Creativity and Critiques

Students Attend UW Oshkosh’s Annual High School Art Day


On April 29, eight art students traveled with Mr. Herr to UW Oshkosh for the university’s annual High School Art Day. Students were selected to attend the event based on their artistic skillset as well as motivations to pursue a career in the arts.
“We thought about students that were thinking about art as a career or pathway for college,” Mr. Herr said. “We selected the most talented students or those we thought would be more serious about going to college for art.”
At the event, students were able to participate in 90-minute art workshops led by graduate students, receive critiques on some of their pieces from UWO professors and even have the opportunity to get their pieces displayed from May 2-7 at the Steinhilber gallery on the third floor of Reed Union on the UW Oshkosh campus.
Guillermo Baneulos, Gracelynn Berner and Ava Shultz were all granted the opportunity to have their pieces displayed at the gallery. In addition to this, Ava also won the Artcore award at the gallery reception.
“I decided to bring a geometric piece of a leopard/skull called Life through Death,” Shultz said. “It’s definitely one of my favorite pieces I’ve ever made. It’s meant to show how death isn’t all bad, and that it can fuel new life.”
At the event, students were able to select which workshop they would like to take, with options ranging from wire art to landscape impressionism. One of the workshops was a monster printmaking course where students were able to design their own monster, print it using inks and trade their prints with other students at the workshop.
“It was a lot of fun to learn how to carve away the negative space instead of the positive,” Shultz said. “The printing process was really relaxing.”
In addition to the actual material taught during the workshop, participating students were also able to get some time to interact with the graduate students teaching the class.
“It was cool to hear the students who actually go there talk about what classes are like and what opportunities you get at the school, “ Nora Otte, another art day attendee, said.
After the workshops, students went back to their critique rooms for the next portion of the event. During this time, the jurors (consisting of current art staff, retired professors, and senior art students) provided critiques for everyone’s work, including what each artist did well in their piece and what they could do to improve upon it. This shows prospective art students how to properly provide their peers with constructive criticism on their work, something that is a frequent occurrence in art-focused college programs.
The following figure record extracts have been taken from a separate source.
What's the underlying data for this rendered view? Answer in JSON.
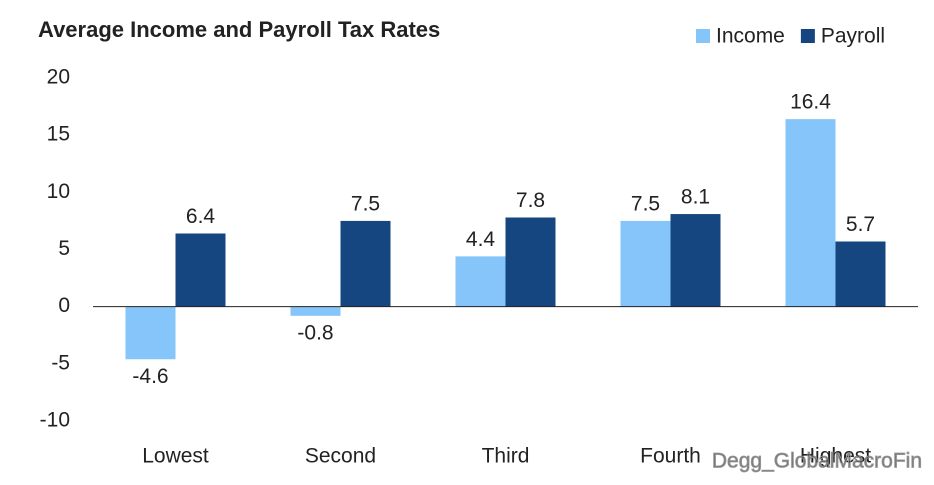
{
  "chart_data": {
    "type": "bar",
    "title": "Average Income and Payroll Tax Rates",
    "categories": [
      "Lowest",
      "Second",
      "Third",
      "Fourth",
      "Highest"
    ],
    "series": [
      {
        "name": "Income",
        "color": "#85c5f9",
        "values": [
          -4.6,
          -0.8,
          4.4,
          7.5,
          16.4
        ]
      },
      {
        "name": "Payroll",
        "color": "#15467f",
        "values": [
          6.4,
          7.5,
          7.8,
          8.1,
          5.7
        ]
      }
    ],
    "ylim": [
      -10,
      20
    ],
    "yticks": [
      -10,
      -5,
      0,
      5,
      10,
      15,
      20
    ],
    "grid": false,
    "legend": "top-right",
    "watermark": "Degg_GlobalMacroFin"
  }
}
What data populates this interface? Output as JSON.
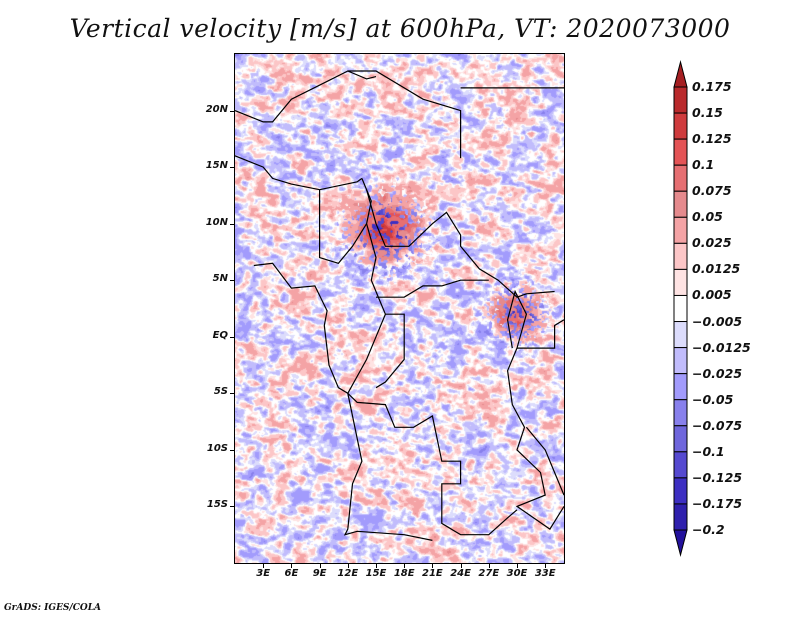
{
  "title": "Vertical velocity [m/s] at 600hPa, VT: 2020073000",
  "footer": "GrADS: IGES/COLA",
  "map": {
    "variable": "Vertical velocity",
    "units": "m/s",
    "level": "600hPa",
    "valid_time": "2020073000",
    "lon_range": [
      0,
      35
    ],
    "lat_range": [
      -20,
      25
    ],
    "y_ticks": [
      {
        "label": "20N",
        "lat": 20
      },
      {
        "label": "15N",
        "lat": 15
      },
      {
        "label": "10N",
        "lat": 10
      },
      {
        "label": "5N",
        "lat": 5
      },
      {
        "label": "EQ",
        "lat": 0
      },
      {
        "label": "5S",
        "lat": -5
      },
      {
        "label": "10S",
        "lat": -10
      },
      {
        "label": "15S",
        "lat": -15
      }
    ],
    "x_ticks": [
      {
        "label": "3E",
        "lon": 3
      },
      {
        "label": "6E",
        "lon": 6
      },
      {
        "label": "9E",
        "lon": 9
      },
      {
        "label": "12E",
        "lon": 12
      },
      {
        "label": "15E",
        "lon": 15
      },
      {
        "label": "18E",
        "lon": 18
      },
      {
        "label": "21E",
        "lon": 21
      },
      {
        "label": "24E",
        "lon": 24
      },
      {
        "label": "27E",
        "lon": 27
      },
      {
        "label": "30E",
        "lon": 30
      },
      {
        "label": "33E",
        "lon": 33
      }
    ]
  },
  "colorbar": {
    "levels": [
      "0.175",
      "0.15",
      "0.125",
      "0.1",
      "0.075",
      "0.05",
      "0.025",
      "0.0125",
      "0.005",
      "−0.005",
      "−0.0125",
      "−0.025",
      "−0.05",
      "−0.075",
      "−0.1",
      "−0.125",
      "−0.175",
      "−0.2"
    ],
    "colors": [
      "#a51f22",
      "#b92a2c",
      "#cf3b3d",
      "#e45456",
      "#e66f72",
      "#e58a8d",
      "#f4a3a5",
      "#fcc6c7",
      "#fee3e3",
      "#ffffff",
      "#dcdcfc",
      "#c1bcfc",
      "#a29bfc",
      "#8880ec",
      "#6f66dc",
      "#5549d0",
      "#3d2fc2",
      "#2f20ad",
      "#23119c"
    ]
  }
}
To provide some context, art students at Fondy have to write up critiques that explain their art process. In these critiques, students apply a plethora of elements, principles, and techniques to their work to establish their understanding of their art. Essentially, the critique process at the UWO event shows how this process functions at a college level. Instead of writing a written critique, students have seminar sessions in which they discuss their work and get constructive feedback from their peers.
“The critiques were very helpful,” Shultz said. “Personally I got a lot of good feedback on how to improve my work, and I will definitely be going back next year!”
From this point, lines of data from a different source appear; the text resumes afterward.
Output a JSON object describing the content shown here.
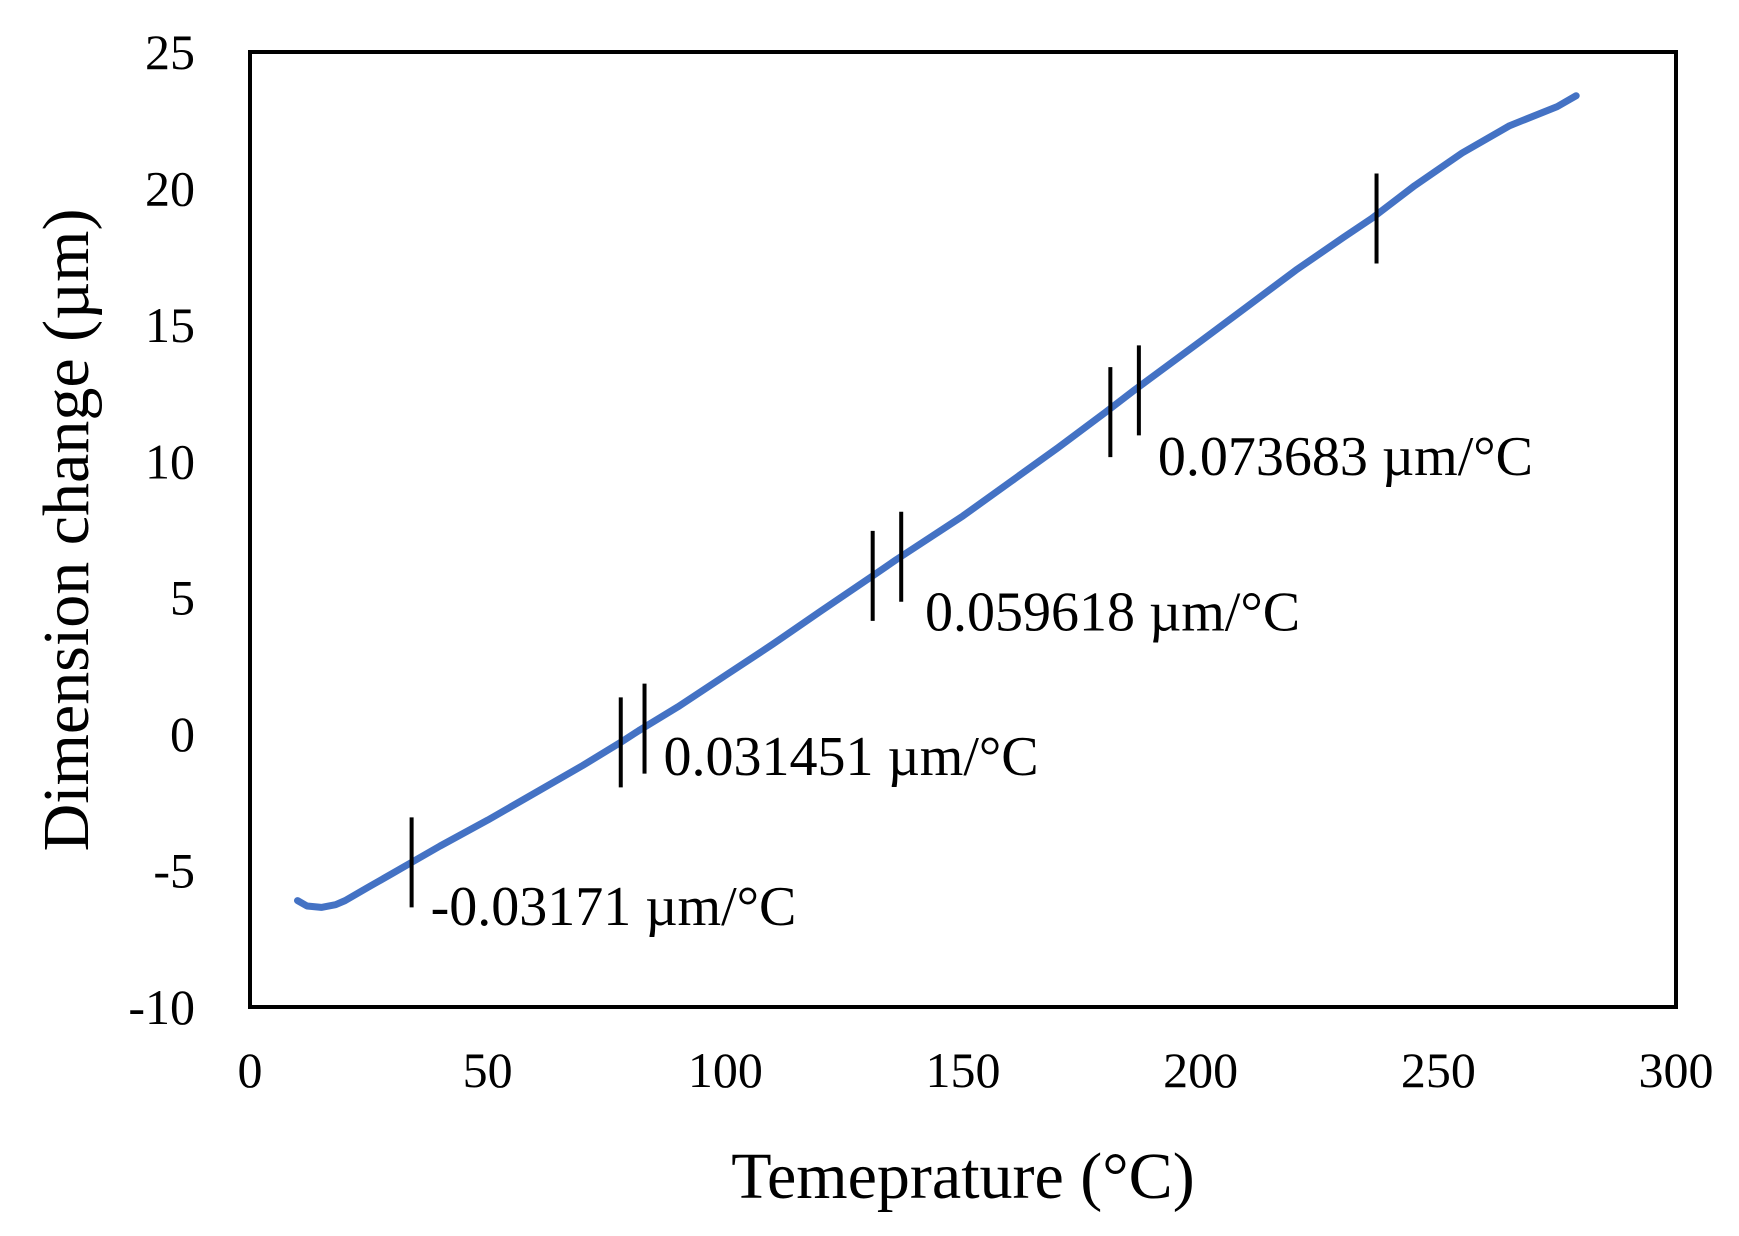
{
  "chart_data": {
    "type": "line",
    "title": "",
    "xlabel": "Temeprature (°C)",
    "ylabel": "Dimension change (µm)",
    "xlim": [
      0,
      300
    ],
    "ylim": [
      -10,
      25
    ],
    "x_ticks": [
      0,
      50,
      100,
      150,
      200,
      250,
      300
    ],
    "y_ticks": [
      -10,
      -5,
      0,
      5,
      10,
      15,
      20,
      25
    ],
    "grid": false,
    "series": [
      {
        "name": "Dimension change",
        "color": "#4472C4",
        "x": [
          10,
          12,
          15,
          18,
          20,
          25,
          30,
          34,
          40,
          50,
          60,
          70,
          78,
          82,
          90,
          100,
          110,
          120,
          131,
          136,
          150,
          160,
          170,
          180,
          186,
          200,
          210,
          220,
          230,
          236,
          245,
          255,
          265,
          275,
          279
        ],
        "y": [
          -6.1,
          -6.3,
          -6.35,
          -6.25,
          -6.1,
          -5.6,
          -5.1,
          -4.7,
          -4.1,
          -3.15,
          -2.15,
          -1.15,
          -0.3,
          0.15,
          1.0,
          2.15,
          3.3,
          4.5,
          5.8,
          6.4,
          8.0,
          9.25,
          10.5,
          11.8,
          12.6,
          14.4,
          15.7,
          17.0,
          18.2,
          18.9,
          20.1,
          21.3,
          22.3,
          23.0,
          23.4
        ]
      }
    ],
    "markers": [
      {
        "x": 34,
        "y": -4.7
      },
      {
        "x": 78,
        "y": -0.3
      },
      {
        "x": 83,
        "y": 0.2
      },
      {
        "x": 131,
        "y": 5.8
      },
      {
        "x": 137,
        "y": 6.5
      },
      {
        "x": 181,
        "y": 11.8
      },
      {
        "x": 187,
        "y": 12.6
      },
      {
        "x": 237,
        "y": 18.9
      }
    ],
    "annotations": [
      {
        "text": "-0.03171 µm/°C",
        "x": 38,
        "y": -7.0
      },
      {
        "text": "0.031451 µm/°C",
        "x": 87,
        "y": -1.5
      },
      {
        "text": "0.059618 µm/°C",
        "x": 142,
        "y": 3.8
      },
      {
        "text": "0.073683 µm/°C",
        "x": 191,
        "y": 9.5
      }
    ]
  }
}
This was the first time students from Fondy were able to attend the event. However, it was not the first time Mr. Herr had been.
“It was my first time going as a staff member, but I’ve helped organize the event before,” Mr. Herr said. “I went to school at UW Oshkosh, so it was kind of affirming to be back as a teacher and then have my students experience the campus with me.”
Overall, the students really enjoyed the opportunity to participate in the event. The combination of the unique workshops, constructive critiques, and the opportunity to talk to art graduates made this event impactful for many.
“It was really cool to hear the feedback of the graduate students and the judges,” Otte said. “It was cool to talk about what made something look interesting in terms of elements and principles instead of someone just saying it looked good.”
“I thought it was a great experience,” Mr. Herr said. “Even if students don’t decide to go to Oshkosh, it’s a good taste of what college level art would be like at any campus.”